On the face of it, the place was modest, but if you looked closely, there were touches of luxury, things that would not look out of place in Hatherley Hall.
“Please sit down, Mr Seymour. I do not enjoy having you looming over me.”
He did as she asked, noticing her hands were steady as she poured the tea, making it as he liked, with milk and no sugar. She had remembered, he thought, absurdly pleased by this, though he told himself he was being ridiculous.
“Have a biscuit,” she said, offering him the plate of sugar biscuits that accompanied the tea. “I made them myself and they are rather good. They are the only thing I can make mind. Lill remarks that I could burn water.”
Aubrey took one, and then sat staring at it, wondering bemusedly how he’d got here.
“I promise they are not poisoned,” Miss Marwick said wryly, taking his attention. “Our villainy only runs to larceny; we don’t indulge in murder.”
“How reassuring,” Aubrey replied, taking a bite of the biscuit.
“Well, Mr Seymour. You say you do not wish to see Alfie hang, but you do not say what you do want? How, might I ask, came you to discover such information about him? I would like to know if someone has been indiscreet.”
“Then you must speak to Alfie. I followed him yesterday and overheard his conversation with Mr Repton.”
“That was you!” she exclaimed, and then gasped, covering her mouth with her hand.
“What was me?” Aubrey demanded, frowning at her.
“A-Alfie said he thought someone was following him, wh-when he came out of the tavern,” she stammered, looking thoroughly rattled, so much so that she set her cup and saucer down as her hand shook too hard to keep it still.
Aubrey stared at her, feeling once again like he was missing something obvious but quite unable to figure out what it was.
“I cannot believe you followed him,” she said, her voice hollow. “Worse, I cannot believe he didn’t realise sooner. How unbelievably stupid! He knows better than that!”
She seemed so terribly distressed that Aubrey felt compelled to comfort her, despite the incongruity of doing so.

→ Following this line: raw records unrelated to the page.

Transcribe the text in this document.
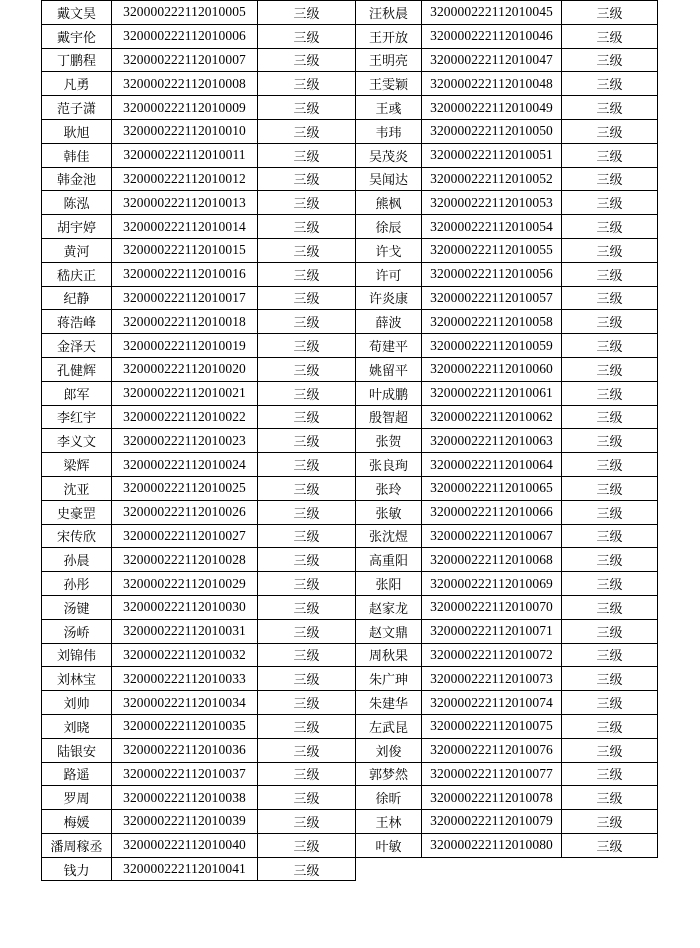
戴文昊	320000222112010005	三级	汪秋晨	320000222112010045	三级
戴宇伦	320000222112010006	三级	王开放	320000222112010046	三级
丁鹏程	320000222112010007	三级	王明亮	320000222112010047	三级
凡勇	320000222112010008	三级	王雯颖	320000222112010048	三级
范子潇	320000222112010009	三级	王彧	320000222112010049	三级
耿旭	320000222112010010	三级	韦玮	320000222112010050	三级
韩佳	320000222112010011	三级	吴茂炎	320000222112010051	三级
韩金池	320000222112010012	三级	吴闻达	320000222112010052	三级
陈泓	320000222112010013	三级	熊枫	320000222112010053	三级
胡宇婷	320000222112010014	三级	徐辰	320000222112010054	三级
黄河	320000222112010015	三级	许戈	320000222112010055	三级
嵇庆正	320000222112010016	三级	许可	320000222112010056	三级
纪静	320000222112010017	三级	许炎康	320000222112010057	三级
蒋浩峰	320000222112010018	三级	薛波	320000222112010058	三级
金泽天	320000222112010019	三级	荀建平	320000222112010059	三级
孔健辉	320000222112010020	三级	姚留平	320000222112010060	三级
郎军	320000222112010021	三级	叶成鹏	320000222112010061	三级
李红宇	320000222112010022	三级	殷智超	320000222112010062	三级
李义文	320000222112010023	三级	张贺	320000222112010063	三级
梁辉	320000222112010024	三级	张良珣	320000222112010064	三级
沈亚	320000222112010025	三级	张玲	320000222112010065	三级
史豪罡	320000222112010026	三级	张敏	320000222112010066	三级
宋传欣	320000222112010027	三级	张沈煜	320000222112010067	三级
孙晨	320000222112010028	三级	高重阳	320000222112010068	三级
孙彤	320000222112010029	三级	张阳	320000222112010069	三级
汤键	320000222112010030	三级	赵家龙	320000222112010070	三级
汤峤	320000222112010031	三级	赵文鼎	320000222112010071	三级
刘锦伟	320000222112010032	三级	周秋果	320000222112010072	三级
刘林宝	320000222112010033	三级	朱广珅	320000222112010073	三级
刘帅	320000222112010034	三级	朱建华	320000222112010074	三级
刘晓	320000222112010035	三级	左武昆	320000222112010075	三级
陆银安	320000222112010036	三级	刘俊	320000222112010076	三级
路遥	320000222112010037	三级	郭梦然	320000222112010077	三级
罗周	320000222112010038	三级	徐昕	320000222112010078	三级
梅媛	320000222112010039	三级	王林	320000222112010079	三级
潘周稼丞	320000222112010040	三级	叶敏	320000222112010080	三级
钱力	320000222112010041	三级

“Once I realised where he was headed, I stayed some miles behind him, catching news of him at the various places we passed through. He would have had no idea I was there. It wasn’t until we reached Dover that I got closer, or else I’d have lost him, and Dover is so very chaotic it’s no wonder he didn’t realise I was there.
Though he knew it quick enough when he left the tavern.
I think he knew the moment I set foot outside the door. ”
She nodded, looking somewhat comforted by this news.
“So you heard his entire conversation with Mr Repton?”
“I did,” he agreed. “Did Alfie tell you everything that was said?”
She nodded, and Aubrey wondered at that.
Alfie had been home only fifteen minutes before Aubrey had turned up, of that much he was certain.
Had he explained everything, changed his clothes and got out of the house before Aubrey had arrived, and if so, why?
He was still puzzling over this when she spoke again.
“What it is you want, Mr Seymour?”
Aubrey studied her, noting she had regained her composure. She reached for her tea and delicately sipped it, her expression placid.
He looked her in the eye, every word spoken with precision. “I want my mother’s diamonds back.”
Her eyes grew wide, staring at him in astonishment, as well she might. “And how, precisely, do you propose we accomplish that?”
Aubrey smiled, wondering just what her reaction would be.
“Alfie and I will steal them before Silas Mourney gets the chance.”